Penunjukan Prof Ahmad Thib Sebagai Pgs Rektor UIN Langgar Peraturan Menteri

Reporter:

Editor:

Azis Kuba

Jumat , 30 Januari 2015 01:20

MAKASSAR,RAKYATSULSEL.COM – Sejumlah alumni Universitas Islam Negeri (UIN) Alauddin bersama anggota LSM protes atas penunjukan Prof Dr Ahmad Thib Raya MA sebagai Pengganti Sementara (Pgs) tugas Rektor UIN Alauddin. Menurutnya, penunjukan semacam carateker itu tidak punya landasan hukum.

Alumni UIN yang juga ketua Divisi Advokasi HAM pada Studi Sosial, Ekonomi dan Pembangunan, Muhammad Akmal menyebutkan, penunjukan itu sangat tidak punya landasan hukum, malah melabrak Peraturan Mentri Agama (PMA) No 11/2014 Tentang Pengangkatan dan Pemberhentian Rektor dan Ketua pada Perguruan Tinggi Keagamaan.
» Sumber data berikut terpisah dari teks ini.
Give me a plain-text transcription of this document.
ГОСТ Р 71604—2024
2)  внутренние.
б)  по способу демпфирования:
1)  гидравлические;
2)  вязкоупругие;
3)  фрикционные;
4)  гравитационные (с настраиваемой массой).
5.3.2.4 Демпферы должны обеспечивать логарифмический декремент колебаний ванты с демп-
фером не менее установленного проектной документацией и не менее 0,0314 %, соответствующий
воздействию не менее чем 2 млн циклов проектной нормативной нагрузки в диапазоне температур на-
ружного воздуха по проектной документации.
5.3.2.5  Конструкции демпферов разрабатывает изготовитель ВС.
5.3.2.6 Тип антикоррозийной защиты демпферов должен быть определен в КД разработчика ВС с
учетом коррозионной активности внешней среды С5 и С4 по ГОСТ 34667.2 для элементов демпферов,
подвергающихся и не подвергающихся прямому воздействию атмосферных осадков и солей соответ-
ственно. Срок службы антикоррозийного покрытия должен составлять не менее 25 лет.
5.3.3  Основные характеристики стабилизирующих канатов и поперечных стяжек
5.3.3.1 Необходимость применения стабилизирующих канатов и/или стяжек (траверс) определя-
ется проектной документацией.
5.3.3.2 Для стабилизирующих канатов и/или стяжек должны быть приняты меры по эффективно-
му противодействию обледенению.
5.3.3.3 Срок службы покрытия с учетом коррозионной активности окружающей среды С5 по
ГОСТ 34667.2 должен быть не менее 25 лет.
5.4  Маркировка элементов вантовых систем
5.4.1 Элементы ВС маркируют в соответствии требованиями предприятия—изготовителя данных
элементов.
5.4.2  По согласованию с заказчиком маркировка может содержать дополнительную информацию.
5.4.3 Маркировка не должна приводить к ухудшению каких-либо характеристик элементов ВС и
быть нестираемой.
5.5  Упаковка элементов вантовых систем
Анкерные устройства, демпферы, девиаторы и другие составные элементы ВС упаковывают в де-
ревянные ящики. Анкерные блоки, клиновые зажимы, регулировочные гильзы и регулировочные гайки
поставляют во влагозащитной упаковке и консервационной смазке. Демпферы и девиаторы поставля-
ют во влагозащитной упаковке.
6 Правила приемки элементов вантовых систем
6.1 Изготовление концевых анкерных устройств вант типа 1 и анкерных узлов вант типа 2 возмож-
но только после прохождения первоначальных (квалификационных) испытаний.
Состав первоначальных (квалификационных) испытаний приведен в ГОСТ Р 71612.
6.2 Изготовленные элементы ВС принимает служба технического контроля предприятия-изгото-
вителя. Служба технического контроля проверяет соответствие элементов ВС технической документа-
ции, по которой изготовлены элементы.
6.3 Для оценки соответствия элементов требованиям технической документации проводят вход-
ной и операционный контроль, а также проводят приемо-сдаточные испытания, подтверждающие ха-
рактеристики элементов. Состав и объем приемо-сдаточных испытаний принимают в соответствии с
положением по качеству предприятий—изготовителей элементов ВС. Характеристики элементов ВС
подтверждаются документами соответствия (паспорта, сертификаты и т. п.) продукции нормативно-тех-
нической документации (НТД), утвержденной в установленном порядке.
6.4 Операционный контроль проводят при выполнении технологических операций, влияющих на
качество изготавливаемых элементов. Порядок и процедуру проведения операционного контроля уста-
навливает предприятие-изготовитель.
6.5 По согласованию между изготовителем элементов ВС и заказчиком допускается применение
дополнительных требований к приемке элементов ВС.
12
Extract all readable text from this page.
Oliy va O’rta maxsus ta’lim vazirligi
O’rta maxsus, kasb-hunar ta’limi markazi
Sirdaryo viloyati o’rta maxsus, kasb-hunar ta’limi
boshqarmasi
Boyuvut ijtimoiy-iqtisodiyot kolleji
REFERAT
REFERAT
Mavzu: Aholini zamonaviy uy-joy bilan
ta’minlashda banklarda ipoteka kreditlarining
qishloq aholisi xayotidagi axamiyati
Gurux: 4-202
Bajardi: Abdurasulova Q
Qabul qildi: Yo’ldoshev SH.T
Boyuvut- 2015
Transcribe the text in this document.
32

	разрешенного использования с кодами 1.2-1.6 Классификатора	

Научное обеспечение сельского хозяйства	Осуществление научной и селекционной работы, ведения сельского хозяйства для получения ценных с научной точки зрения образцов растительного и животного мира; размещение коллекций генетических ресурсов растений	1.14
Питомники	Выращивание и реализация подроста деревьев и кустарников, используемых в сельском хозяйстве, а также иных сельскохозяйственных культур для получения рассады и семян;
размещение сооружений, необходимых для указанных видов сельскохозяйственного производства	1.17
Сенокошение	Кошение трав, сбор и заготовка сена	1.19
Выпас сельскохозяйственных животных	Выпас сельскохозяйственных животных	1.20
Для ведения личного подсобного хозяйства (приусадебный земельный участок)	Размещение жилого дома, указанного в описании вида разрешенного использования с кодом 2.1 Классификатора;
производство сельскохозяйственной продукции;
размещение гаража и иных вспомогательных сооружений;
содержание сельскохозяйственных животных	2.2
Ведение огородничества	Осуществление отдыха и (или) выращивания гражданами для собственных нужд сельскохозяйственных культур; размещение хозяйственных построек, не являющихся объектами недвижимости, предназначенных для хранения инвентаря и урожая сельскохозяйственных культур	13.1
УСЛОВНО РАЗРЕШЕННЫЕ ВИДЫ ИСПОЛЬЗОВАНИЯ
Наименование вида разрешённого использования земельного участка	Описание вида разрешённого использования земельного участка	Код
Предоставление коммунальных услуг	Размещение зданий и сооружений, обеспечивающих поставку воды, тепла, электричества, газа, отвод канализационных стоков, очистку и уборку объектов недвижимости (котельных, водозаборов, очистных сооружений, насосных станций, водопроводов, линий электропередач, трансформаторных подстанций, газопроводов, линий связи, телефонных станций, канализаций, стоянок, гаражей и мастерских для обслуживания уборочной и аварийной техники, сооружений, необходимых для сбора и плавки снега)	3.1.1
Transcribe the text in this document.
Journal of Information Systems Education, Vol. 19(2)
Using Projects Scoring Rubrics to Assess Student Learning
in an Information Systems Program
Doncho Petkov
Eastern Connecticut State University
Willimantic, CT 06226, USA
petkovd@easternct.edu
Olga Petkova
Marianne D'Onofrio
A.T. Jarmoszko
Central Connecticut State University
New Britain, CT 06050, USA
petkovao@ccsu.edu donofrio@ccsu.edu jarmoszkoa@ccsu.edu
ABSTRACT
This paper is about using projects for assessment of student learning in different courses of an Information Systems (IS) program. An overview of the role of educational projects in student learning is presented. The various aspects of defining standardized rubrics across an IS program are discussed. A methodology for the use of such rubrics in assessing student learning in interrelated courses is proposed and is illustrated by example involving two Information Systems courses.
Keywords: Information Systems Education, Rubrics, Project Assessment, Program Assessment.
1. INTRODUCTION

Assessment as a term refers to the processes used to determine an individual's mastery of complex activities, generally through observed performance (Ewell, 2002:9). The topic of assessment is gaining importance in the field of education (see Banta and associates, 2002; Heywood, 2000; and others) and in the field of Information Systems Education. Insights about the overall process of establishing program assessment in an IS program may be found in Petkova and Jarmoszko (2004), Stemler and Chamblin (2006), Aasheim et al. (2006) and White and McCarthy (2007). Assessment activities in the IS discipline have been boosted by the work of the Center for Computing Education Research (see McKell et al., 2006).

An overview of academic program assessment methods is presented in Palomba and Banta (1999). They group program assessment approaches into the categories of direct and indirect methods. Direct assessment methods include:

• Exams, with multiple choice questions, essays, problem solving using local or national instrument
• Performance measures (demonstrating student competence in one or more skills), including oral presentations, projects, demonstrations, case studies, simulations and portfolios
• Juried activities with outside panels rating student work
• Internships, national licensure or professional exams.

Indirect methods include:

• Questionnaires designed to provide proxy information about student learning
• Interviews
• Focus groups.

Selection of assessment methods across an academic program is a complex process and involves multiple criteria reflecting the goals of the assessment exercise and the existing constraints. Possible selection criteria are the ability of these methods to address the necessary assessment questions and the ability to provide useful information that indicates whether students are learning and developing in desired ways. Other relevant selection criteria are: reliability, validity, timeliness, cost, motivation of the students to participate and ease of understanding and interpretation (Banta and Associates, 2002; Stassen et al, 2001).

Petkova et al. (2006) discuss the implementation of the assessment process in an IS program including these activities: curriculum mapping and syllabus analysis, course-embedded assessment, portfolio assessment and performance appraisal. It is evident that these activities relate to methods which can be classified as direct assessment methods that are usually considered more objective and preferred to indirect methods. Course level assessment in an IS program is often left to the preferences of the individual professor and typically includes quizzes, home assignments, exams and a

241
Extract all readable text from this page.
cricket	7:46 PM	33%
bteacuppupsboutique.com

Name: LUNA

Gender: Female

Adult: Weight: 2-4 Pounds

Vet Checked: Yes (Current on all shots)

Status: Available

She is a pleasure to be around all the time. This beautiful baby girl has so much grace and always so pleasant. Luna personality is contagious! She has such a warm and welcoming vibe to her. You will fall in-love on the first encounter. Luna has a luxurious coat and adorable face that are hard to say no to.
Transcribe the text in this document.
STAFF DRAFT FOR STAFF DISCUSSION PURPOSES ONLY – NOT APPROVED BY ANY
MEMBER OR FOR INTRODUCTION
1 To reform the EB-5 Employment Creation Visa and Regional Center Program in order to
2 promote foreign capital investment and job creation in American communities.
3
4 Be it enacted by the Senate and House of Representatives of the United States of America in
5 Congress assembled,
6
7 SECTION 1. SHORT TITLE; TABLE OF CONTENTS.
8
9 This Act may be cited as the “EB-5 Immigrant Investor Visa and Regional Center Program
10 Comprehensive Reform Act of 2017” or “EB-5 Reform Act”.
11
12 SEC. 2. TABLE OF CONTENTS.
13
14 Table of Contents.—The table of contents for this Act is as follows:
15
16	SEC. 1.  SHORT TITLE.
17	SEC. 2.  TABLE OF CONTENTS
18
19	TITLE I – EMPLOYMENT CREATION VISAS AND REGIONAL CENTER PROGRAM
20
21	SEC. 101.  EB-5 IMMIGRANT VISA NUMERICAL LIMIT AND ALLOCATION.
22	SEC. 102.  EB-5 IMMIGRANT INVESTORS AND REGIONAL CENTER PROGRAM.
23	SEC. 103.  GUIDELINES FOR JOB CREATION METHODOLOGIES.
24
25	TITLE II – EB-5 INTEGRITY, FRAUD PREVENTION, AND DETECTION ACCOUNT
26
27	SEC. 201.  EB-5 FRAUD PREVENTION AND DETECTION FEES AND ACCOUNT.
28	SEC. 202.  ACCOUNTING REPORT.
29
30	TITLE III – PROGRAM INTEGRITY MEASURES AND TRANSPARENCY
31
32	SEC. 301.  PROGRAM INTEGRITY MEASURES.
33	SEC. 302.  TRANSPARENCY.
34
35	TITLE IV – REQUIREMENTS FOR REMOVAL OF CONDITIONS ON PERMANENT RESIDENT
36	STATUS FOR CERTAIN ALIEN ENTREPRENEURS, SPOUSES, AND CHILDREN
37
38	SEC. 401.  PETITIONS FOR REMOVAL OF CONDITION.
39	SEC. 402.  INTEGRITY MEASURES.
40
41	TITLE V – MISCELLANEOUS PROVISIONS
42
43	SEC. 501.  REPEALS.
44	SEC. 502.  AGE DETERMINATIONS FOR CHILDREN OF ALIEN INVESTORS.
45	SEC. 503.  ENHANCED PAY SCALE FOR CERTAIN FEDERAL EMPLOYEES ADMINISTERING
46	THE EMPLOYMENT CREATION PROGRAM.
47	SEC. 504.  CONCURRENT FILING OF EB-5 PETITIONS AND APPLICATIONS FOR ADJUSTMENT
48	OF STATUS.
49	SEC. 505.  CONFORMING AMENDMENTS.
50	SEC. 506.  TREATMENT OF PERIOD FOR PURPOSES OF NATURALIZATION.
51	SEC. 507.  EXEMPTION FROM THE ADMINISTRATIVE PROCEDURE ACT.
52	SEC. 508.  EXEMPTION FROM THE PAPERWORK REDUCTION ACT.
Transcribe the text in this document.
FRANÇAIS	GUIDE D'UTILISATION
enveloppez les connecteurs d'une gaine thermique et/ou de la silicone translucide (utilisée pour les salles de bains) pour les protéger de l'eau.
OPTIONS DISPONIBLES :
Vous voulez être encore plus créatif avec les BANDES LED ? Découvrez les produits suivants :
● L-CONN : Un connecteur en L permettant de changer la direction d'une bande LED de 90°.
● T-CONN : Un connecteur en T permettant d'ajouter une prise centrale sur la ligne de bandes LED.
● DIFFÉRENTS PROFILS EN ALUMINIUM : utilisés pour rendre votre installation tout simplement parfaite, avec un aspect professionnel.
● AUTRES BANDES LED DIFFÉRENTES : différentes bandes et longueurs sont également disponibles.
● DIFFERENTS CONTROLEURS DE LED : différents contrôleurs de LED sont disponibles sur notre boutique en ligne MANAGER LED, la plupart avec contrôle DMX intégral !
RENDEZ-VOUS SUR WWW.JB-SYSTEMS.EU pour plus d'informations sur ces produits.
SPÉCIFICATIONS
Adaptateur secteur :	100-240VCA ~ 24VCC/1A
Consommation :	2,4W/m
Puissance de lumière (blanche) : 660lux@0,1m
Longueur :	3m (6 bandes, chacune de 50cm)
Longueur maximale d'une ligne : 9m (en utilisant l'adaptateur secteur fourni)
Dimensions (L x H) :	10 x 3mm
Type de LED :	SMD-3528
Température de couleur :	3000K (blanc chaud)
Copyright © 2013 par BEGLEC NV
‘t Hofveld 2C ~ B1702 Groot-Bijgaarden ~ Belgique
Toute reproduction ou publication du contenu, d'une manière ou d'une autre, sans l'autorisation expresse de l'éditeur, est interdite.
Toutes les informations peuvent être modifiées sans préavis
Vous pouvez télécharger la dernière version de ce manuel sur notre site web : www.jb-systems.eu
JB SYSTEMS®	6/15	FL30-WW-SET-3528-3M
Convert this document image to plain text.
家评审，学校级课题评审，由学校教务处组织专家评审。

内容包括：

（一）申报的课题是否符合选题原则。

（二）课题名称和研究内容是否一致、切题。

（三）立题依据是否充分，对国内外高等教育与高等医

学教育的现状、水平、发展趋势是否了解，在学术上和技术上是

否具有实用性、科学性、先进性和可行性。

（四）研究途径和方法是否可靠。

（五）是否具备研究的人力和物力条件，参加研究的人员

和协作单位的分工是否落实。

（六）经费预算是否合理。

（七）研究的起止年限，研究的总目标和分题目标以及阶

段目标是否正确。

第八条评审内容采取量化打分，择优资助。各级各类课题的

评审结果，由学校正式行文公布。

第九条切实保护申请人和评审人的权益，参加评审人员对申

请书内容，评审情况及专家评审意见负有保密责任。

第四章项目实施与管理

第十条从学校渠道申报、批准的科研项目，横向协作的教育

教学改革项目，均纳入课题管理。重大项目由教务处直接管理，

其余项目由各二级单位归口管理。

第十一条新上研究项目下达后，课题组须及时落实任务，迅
Menurutnya dalam pasal 11 PMA itu dikatakan “Apabila masa jabatan rektor/ketua berahir dan rektor/ketua yang baru belum dilantik, menteri menetapkan perpanjangan masa jabatan rektor/ketua sampai dengan dilantiknya rektor/ketua yang baru”

“Ini benar-benar konspirasi oknum, yang sengaja membuat permainan dengan pemerintah Agama. Penunjukan rektor itu jelas ada konspirasi tingkat tinggi untuk mengamankan kedudukan dan sebagainya. Hal ini tidak bisa dibiarkan karena mencoreng nama baik almamater UIN dimata publik.” tegas Akmal saat mengunjungi kantor Harian Rakyat Sulsel, Kamis (29/1) malam.

Akmal menilai hal tersebut bertentangan dengan PMA, meskipun hal tersebut merupakan wewenang dari Menteri Agama, namun jangan membuat aturan diatas aturan.

“Kami hannya ingin meluruskan, supaya jangan melabrak aturan, karena UIN Alauddin mampu melahirkan sarjana dibidang keislaman, harus diperhatikan hal-hal seperti ini, supaya jangan permainan didunia perguruan tinggi. ” tegas Akmal.